Syrie : Évasion à la prison d’al-Chaddadi, accusations croisées entre Damas après l’accord de cessez-le-feu entre Damas et les FDS
Le 19 janvier 2026, un grave incident sécuritaire s’est produit à la prison d’al-Chaddadi, dans le sud de la province de Hassaka, au nord-est de la Syrie, où étaient détenus des suspects liés à l’organisation État islamique (Daech/ISIS). Cet événement intervient moins de 24 heures après la signature, le 18 janvier, d’un accord de cessez-le-feu et d’intégration entre le gouvernement syrien, dirigé par Ahmed al-Sharaa, et les Forces démocratiques syriennes (FDS), dominées par les combattants kurdes des YPG.
Selon un communiqué officiel du ministère de l’Intérieur syrien relayé par l’agence SANA, les FDS auraient délibérément libéré environ 120 membres de Daech détenus dans la prison. En réponse, l’armée syrienne est entrée dans la ville d’al-Chaddadi, imposant un couvre-feu total et lançant des opérations de ratissage dans la ville et ses environs. Ces opérations ont permis, selon un bilan provisoire au soir du 19 janvier, l’arrestation de 81 évadés, tandis que les recherches se poursuivent pour retrouver les autres. Le ministère de l’Intérieur a accusé les FDS d’avoir commis une « violation grave de la sécurité » et d’avoir utilisé les détenus comme « outil de chantage politique », affirmant que l’État syrien assumera désormais pleinement la garde des prisons de Daech conformément à l’accord de cessez-le-feu.
De leur côté, les FDS ont rejeté ces accusations. Par l’intermédiaire de leur porte-parole Farhad Shami et de leur centre média, elles ont affirmé que la prison avait été attaquée par des « groupes armés affiliés à Damas », provoquant la perte de contrôle et l’évasion des détenus. Selon leurs déclarations, les affrontements ont causé la mort de neuf combattants et fait vingt blessés, et Rudaw, média kurde, évoque un bilan bien plus élevé, avec près de 1 500 évadés, y compris des Syriens et des étrangers, bien que ces chiffres n’aient pas été confirmés de manière indépendante. Les FDS ont également dénoncé l’absence d’intervention de la coalition internationale menée par les États-Unis, malgré leurs appels répétés depuis une base proche.
Les médias internationaux, tels que Reuters, Al Jazeera, The Guardian et NBC, soulignent que l’origine exacte de l’évasion reste disputée : certains rapports évoquent une libération volontaire par les FDS pour freiner l’avancée de Damas et semer le chaos, tandis que d’autres évoquent un assaut externe mené par des forces pro-gouvernementales lors de la transition. À ce stade, aucune preuve visuelle ou indépendante ne permet de trancher définitivement, même si les FDS ont diffusé des vidéos montrant des hommes masqués ouvrant les portes de la prison.

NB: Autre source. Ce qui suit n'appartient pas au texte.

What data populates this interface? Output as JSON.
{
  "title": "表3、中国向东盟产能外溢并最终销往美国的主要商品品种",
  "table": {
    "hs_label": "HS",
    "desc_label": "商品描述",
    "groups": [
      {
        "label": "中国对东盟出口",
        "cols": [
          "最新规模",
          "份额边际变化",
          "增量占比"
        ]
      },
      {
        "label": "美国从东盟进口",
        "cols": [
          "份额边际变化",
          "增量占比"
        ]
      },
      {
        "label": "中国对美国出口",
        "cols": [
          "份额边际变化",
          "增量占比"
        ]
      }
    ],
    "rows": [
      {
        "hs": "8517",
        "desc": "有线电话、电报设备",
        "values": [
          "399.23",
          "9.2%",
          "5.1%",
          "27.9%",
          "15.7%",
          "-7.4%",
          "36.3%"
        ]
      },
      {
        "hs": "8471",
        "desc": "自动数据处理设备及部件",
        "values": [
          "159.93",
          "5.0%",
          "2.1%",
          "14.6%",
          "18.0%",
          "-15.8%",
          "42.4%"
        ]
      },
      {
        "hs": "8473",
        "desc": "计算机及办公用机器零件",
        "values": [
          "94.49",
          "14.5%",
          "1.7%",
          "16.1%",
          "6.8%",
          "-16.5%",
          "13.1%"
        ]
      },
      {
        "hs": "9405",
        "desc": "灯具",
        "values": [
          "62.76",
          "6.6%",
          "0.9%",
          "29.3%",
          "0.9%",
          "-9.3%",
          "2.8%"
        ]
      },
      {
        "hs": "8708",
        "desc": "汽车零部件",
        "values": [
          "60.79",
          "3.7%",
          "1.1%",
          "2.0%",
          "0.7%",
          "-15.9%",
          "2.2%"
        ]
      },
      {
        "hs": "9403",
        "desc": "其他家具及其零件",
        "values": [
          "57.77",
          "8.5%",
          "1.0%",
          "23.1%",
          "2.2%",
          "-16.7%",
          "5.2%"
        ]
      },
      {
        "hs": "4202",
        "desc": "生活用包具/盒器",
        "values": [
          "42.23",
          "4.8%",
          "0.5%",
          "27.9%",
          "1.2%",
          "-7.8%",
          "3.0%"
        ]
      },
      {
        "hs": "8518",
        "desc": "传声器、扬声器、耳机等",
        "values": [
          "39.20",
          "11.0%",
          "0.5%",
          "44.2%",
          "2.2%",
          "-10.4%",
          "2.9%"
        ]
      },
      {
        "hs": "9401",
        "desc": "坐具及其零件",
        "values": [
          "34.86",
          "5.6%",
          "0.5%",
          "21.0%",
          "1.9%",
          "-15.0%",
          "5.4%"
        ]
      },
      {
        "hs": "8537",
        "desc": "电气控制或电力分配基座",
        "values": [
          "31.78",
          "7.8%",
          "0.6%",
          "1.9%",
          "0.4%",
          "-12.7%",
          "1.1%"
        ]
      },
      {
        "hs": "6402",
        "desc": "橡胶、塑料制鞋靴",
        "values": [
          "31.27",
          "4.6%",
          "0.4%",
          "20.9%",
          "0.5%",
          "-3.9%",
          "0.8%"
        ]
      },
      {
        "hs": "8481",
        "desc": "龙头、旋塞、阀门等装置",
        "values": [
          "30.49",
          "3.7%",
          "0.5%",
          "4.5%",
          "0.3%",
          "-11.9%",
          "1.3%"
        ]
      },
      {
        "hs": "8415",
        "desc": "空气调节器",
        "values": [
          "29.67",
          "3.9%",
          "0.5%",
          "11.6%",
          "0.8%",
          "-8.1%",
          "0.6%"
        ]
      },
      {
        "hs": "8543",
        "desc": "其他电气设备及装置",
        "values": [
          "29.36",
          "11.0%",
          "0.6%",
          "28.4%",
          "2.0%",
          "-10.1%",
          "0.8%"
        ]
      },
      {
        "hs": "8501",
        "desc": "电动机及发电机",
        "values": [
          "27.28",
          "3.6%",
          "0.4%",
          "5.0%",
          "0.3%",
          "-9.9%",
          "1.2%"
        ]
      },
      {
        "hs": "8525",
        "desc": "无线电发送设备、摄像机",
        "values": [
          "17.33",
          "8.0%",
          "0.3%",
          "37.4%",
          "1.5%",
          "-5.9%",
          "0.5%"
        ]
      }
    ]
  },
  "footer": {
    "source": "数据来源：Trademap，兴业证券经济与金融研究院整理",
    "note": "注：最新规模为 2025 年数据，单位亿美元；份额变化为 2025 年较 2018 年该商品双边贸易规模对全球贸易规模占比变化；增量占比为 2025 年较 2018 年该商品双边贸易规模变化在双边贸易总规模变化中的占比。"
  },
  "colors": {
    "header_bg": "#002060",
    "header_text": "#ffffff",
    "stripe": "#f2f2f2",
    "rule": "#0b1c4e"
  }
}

Cet incident met en lumière les tensions immédiates dans la mise en œuvre de l’accord du 18 janvier, qui prévoyait le retrait progressif des FDS de zones comme Raqqa, Deir ez-Zor et Tabqa, l’intégration de leurs combattants dans les institutions syriennes, ainsi que le transfert des prisons et camps de Daech sous le contrôle central, avec une coordination internationale espérée.
Les États-Unis ont appelé à la retenue et mis en garde contre un risque de résurgence de Daech, tandis que la Turquie, qui qualifie les YPG de « terroristes », a salué l’accord comme une victoire contre le PKK. Au 20 janvier 2026, les opérations de ratissage se poursuivent à al-Chaddadi et dans les environs, et l’incident risque de compliquer davantage la stabilisation du nord-est syrien.